In one rather small trial in 280 patients (ECOG 1684) a significant benefit on DFS and OS has been reported after high dose treatment with IFN-2b for one year (45). In the NCCTG Trial (262 patients) it was demonstrated that a the same high dose when administered intramuscularly, tiw, for only 12 weeks, resulted only in a trend towards prolonged survival in the TxN1M0 melanoma patients (46). Both regimens were associated with significant toxicity. No DFS or OS benefit was observed in the low dose IFN (3MU, tiw, for 3 years) WHO-16 trial in 444 stage IIIB patients (47). Another low dose IFNalpha one year regimen was evaluated in the EORTC-18871 trial showing not even a trend for a benefit (48). Unfortunately the impact on overall survival by high dose IFN-alpha therapy was not confirmed by the recently unblinded ECOG 1690 study, in spite of a significant benefit on DFS (49). Low dose IFN-alpha treatment in the ECOG 1690 trial did not demonstrate a benefit just like in the WHO-16 trial. Overall it can be stated that observations have been inconsistent on the efficacy of IFN-alpha in the adjuvant setting for high risk melanoma. Dose intensity as well as duration of treatment are not clearly defined and the efficacy of any regimen has yet to be demonstrated or confirmed by more than one trial.
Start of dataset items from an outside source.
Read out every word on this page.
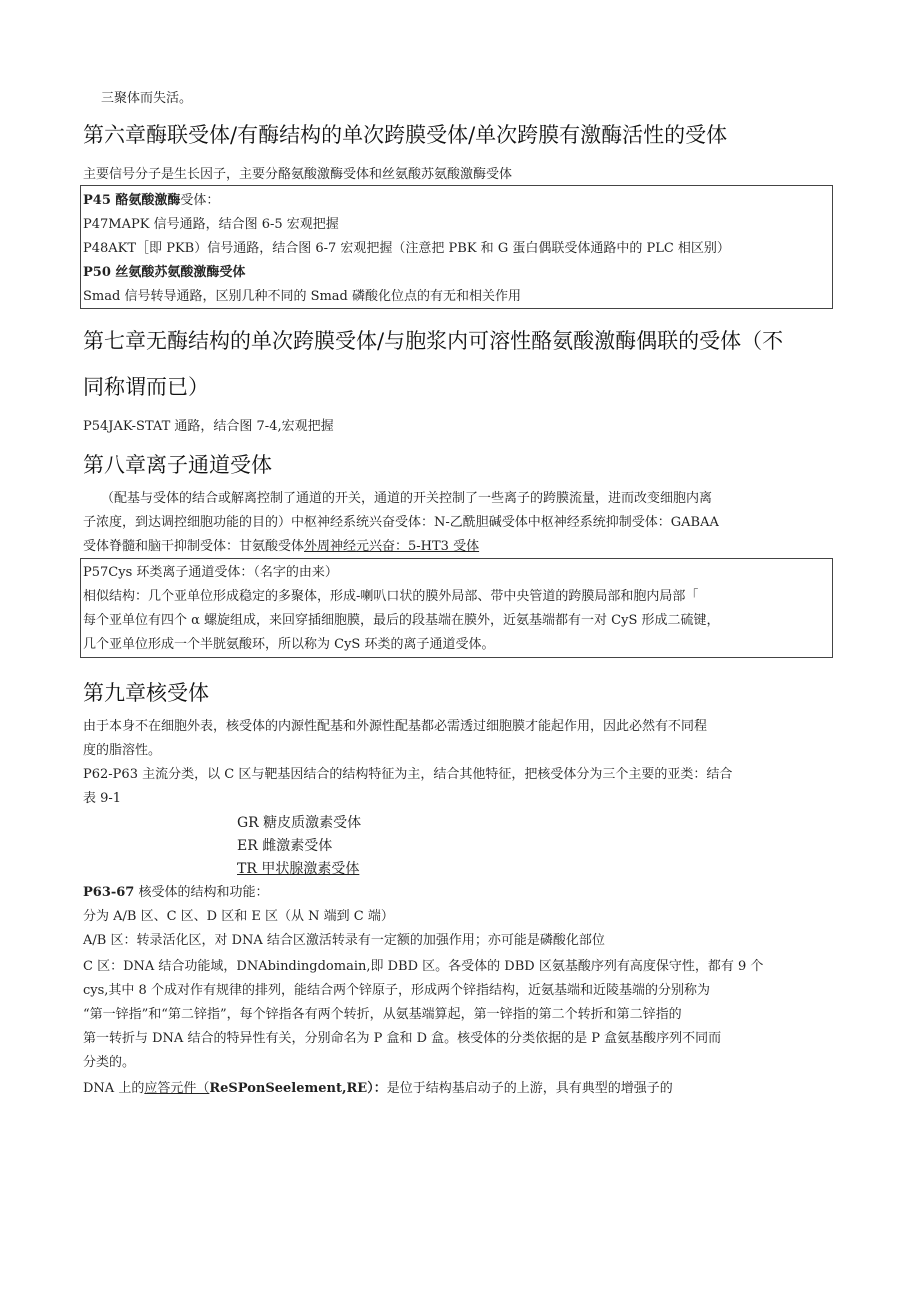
三聚体而失活。
第六章酶联受体/有酶结构的单次跨膜受体/单次跨膜有激酶活性的受体
主要信号分子是生长因子，主要分酪氨酸激酶受体和丝氨酸苏氨酸激酶受体
P45 酪氨酸激酶受体：
P47MAPK 信号通路，结合图 6-5 宏观把握
P48AKT［即 PKB）信号通路，结合图 6-7 宏观把握（注意把 PBK 和 G 蛋白偶联受体通路中的 PLC 相区别）
P50 丝氨酸苏氨酸激酶受体
Smad 信号转导通路，区别几种不同的 Smad 磷酸化位点的有无和相关作用
第七章无酶结构的单次跨膜受体/与胞浆内可溶性酪氨酸激酶偶联的受体（不
同称谓而已）
P54JAK-STAT 通路，结合图 7-4,宏观把握
第八章离子通道受体
（配基与受体的结合或解离控制了通道的开关，通道的开关控制了一些离子的跨膜流量，进而改变细胞内离
子浓度，到达调控细胞功能的目的）中枢神经系统兴奋受体：N-乙酰胆碱受体中枢神经系统抑制受体：GABAA
受体脊髓和脑干抑制受体：甘氨酸受体外周神经元兴奋：5-HT3 受体
P57Cys 环类离子通道受体：（名字的由来）
相似结构：几个亚单位形成稳定的多聚体，形成-喇叭口状的膜外局部、带中央管道的跨膜局部和胞内局部「
每个亚单位有四个 α 螺旋组成，来回穿插细胞膜，最后的段基端在膜外，近氨基端都有一对 CyS 形成二硫键，
几个亚单位形成一个半胱氨酸环，所以称为 CyS 环类的离子通道受体。
第九章核受体
由于本身不在细胞外表，核受体的内源性配基和外源性配基都必需透过细胞膜才能起作用，因此必然有不同程
度的脂溶性。
P62-P63 主流分类，以 C 区与靶基因结合的结构特征为主，结合其他特征，把核受体分为三个主要的亚类：结合
表 9-1
GR 糖皮质激素受体
ER 雌激素受体
TR 甲状腺激素受体
P63-67 核受体的结构和功能：
分为 A/B 区、C 区、D 区和 E 区（从 N 端到 C 端）
A/B 区：转录活化区，对 DNA 结合区激活转录有一定额的加强作用；亦可能是磷酸化部位
C 区：DNA 结合功能域，DNAbindingdomain,即 DBD 区。各受体的 DBD 区氨基酸序列有高度保守性，都有 9 个
cys,其中 8 个成对作有规律的排列，能结合两个锌原子，形成两个锌指结构，近氨基端和近陵基端的分别称为
“第一锌指”和“第二锌指”，每个锌指各有两个转折，从氨基端算起，第一锌指的第二个转折和第二锌指的
第一转折与 DNA 结合的特异性有关，分别命名为 P 盒和 D 盒。核受体的分类依据的是 P 盒氨基酸序列不同而
分类的。
DNA 上的应答元件（ReSPonSeelement,RE）：是位于结构基启动子的上游，具有典型的增强子的
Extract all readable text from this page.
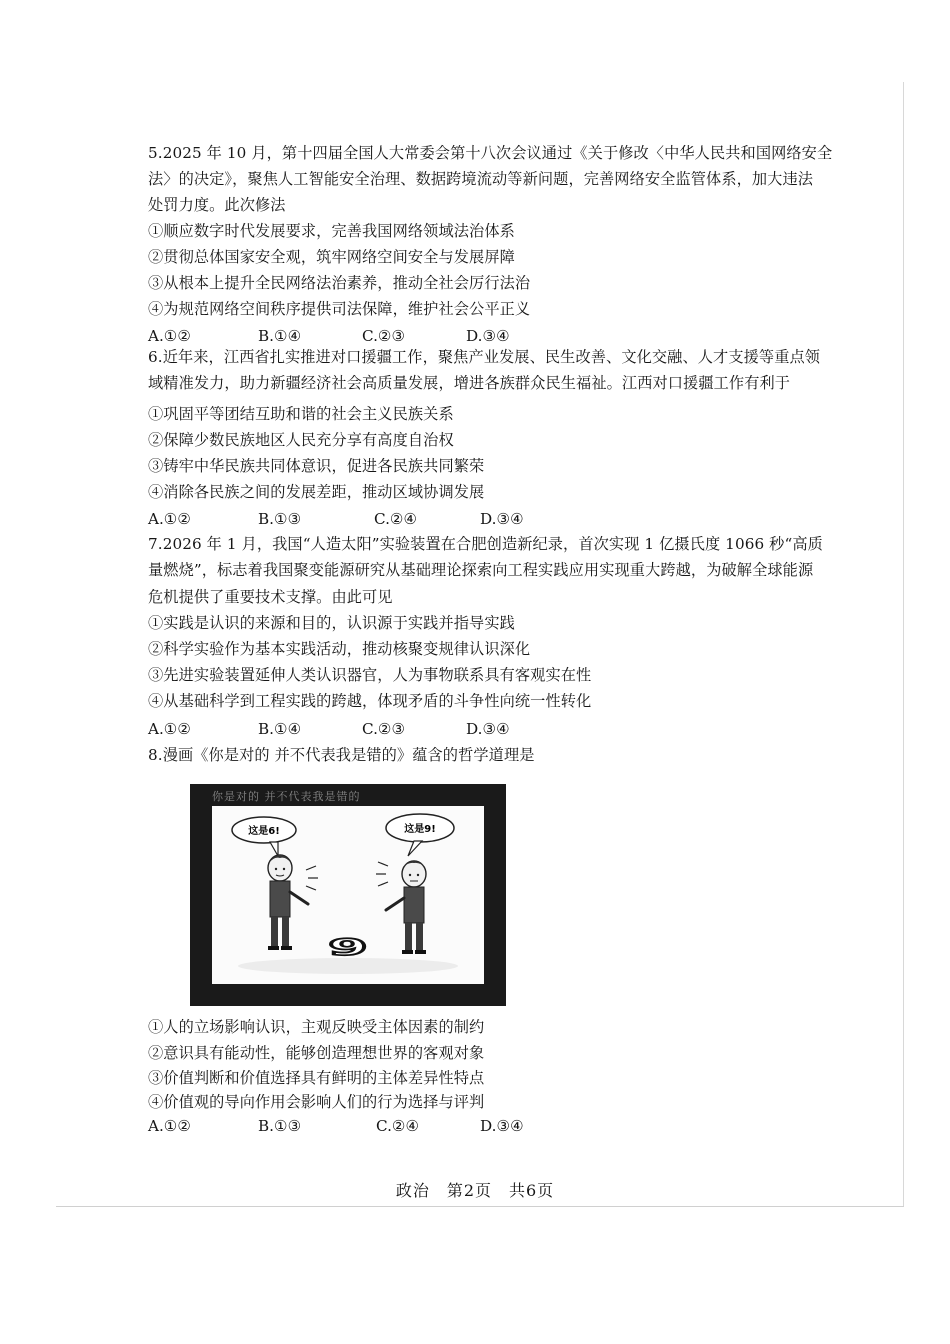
5.2025 年 10 月，第十四届全国人大常委会第十八次会议通过《关于修改〈中华人民共和国网络安全
法〉的决定》，聚焦人工智能安全治理、数据跨境流动等新问题，完善网络安全监管体系，加大违法
处罚力度。此次修法
①顺应数字时代发展要求，完善我国网络领域法治体系
②贯彻总体国家安全观，筑牢网络空间安全与发展屏障
③从根本上提升全民网络法治素养，推动全社会厉行法治
④为规范网络空间秩序提供司法保障，维护社会公平正义
A.①②	B.①④	C.②③	D.③④
6.近年来，江西省扎实推进对口援疆工作，聚焦产业发展、民生改善、文化交融、人才支援等重点领
域精准发力，助力新疆经济社会高质量发展，增进各族群众民生福祉。江西对口援疆工作有利于
①巩固平等团结互助和谐的社会主义民族关系
②保障少数民族地区人民充分享有高度自治权
③铸牢中华民族共同体意识，促进各民族共同繁荣
④消除各民族之间的发展差距，推动区域协调发展
A.①②	B.①③	C.②④	D.③④
7.2026 年 1 月，我国“人造太阳”实验装置在合肥创造新纪录，首次实现 1 亿摄氏度 1066 秒“高质
量燃烧”，标志着我国聚变能源研究从基础理论探索向工程实践应用实现重大跨越，为破解全球能源
危机提供了重要技术支撑。由此可见
①实践是认识的来源和目的，认识源于实践并指导实践
②科学实验作为基本实践活动，推动核聚变规律认识深化
③先进实验装置延伸人类认识器官，人为事物联系具有客观实在性
④从基础科学到工程实践的跨越，体现矛盾的斗争性向统一性转化
A.①②	B.①④	C.②③	D.③④
8.漫画《你是对的 并不代表我是错的》蕴含的哲学道理是
你是对的 并不代表我是错的
这是6!	这是9!
9
①人的立场影响认识，主观反映受主体因素的制约
②意识具有能动性，能够创造理想世界的客观对象
③价值判断和价值选择具有鲜明的主体差异性特点
④价值观的导向作用会影响人们的行为选择与评判
A.①②	B.①③	C.②④	D.③④
政治　第2页　共6页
Table II summarizes the experience with IFN-alpha in adjuvant phase-III-trials up till 1999.

Table II. IFN-alpha adjuvant therapy studies in patients with stage (IIA-IIB)-IIIB melanoma.

Table II

IFN-alpha adjuvant therapy studies in patients with stage (IIA-IIB)-IIIB melanoma.

Conclusions

Phase-III-trials have demonstrated that extensive surgical procedures such as margins wider than 2 cm, elective lymph node dissections and prophylactive isolated limb perfusions, bring no survival benefit in comparison to limiting the surgery of the primary melanoma to an excision with a relatively narrow margin of maximally 2 cm and primary closure. The prognosis of patients with primary melanomas depends on the presence or absence of systemic micrometastatic disease. This can not be changed by extended locoregional surgical procedures. The sentinel node procedure provides us with the best information regarding the prognosis of the patient. In case of a positive node, full regional lymph node dissection by itself is unlikely to improve the prognosis of the patient significantly. In the absence of a standard adjuvant therapeutic regimen of proven efficacy for lymph node positive patients the value of the sentinel node procedure is limited to providing us with the best staging system to perform clean phase-III-trials to discover an effective adjuvant systemic therapy. Unfortunately no standard adjuvant systemic treatment with confirmed activity has been identified thusfar in malignant melanoma.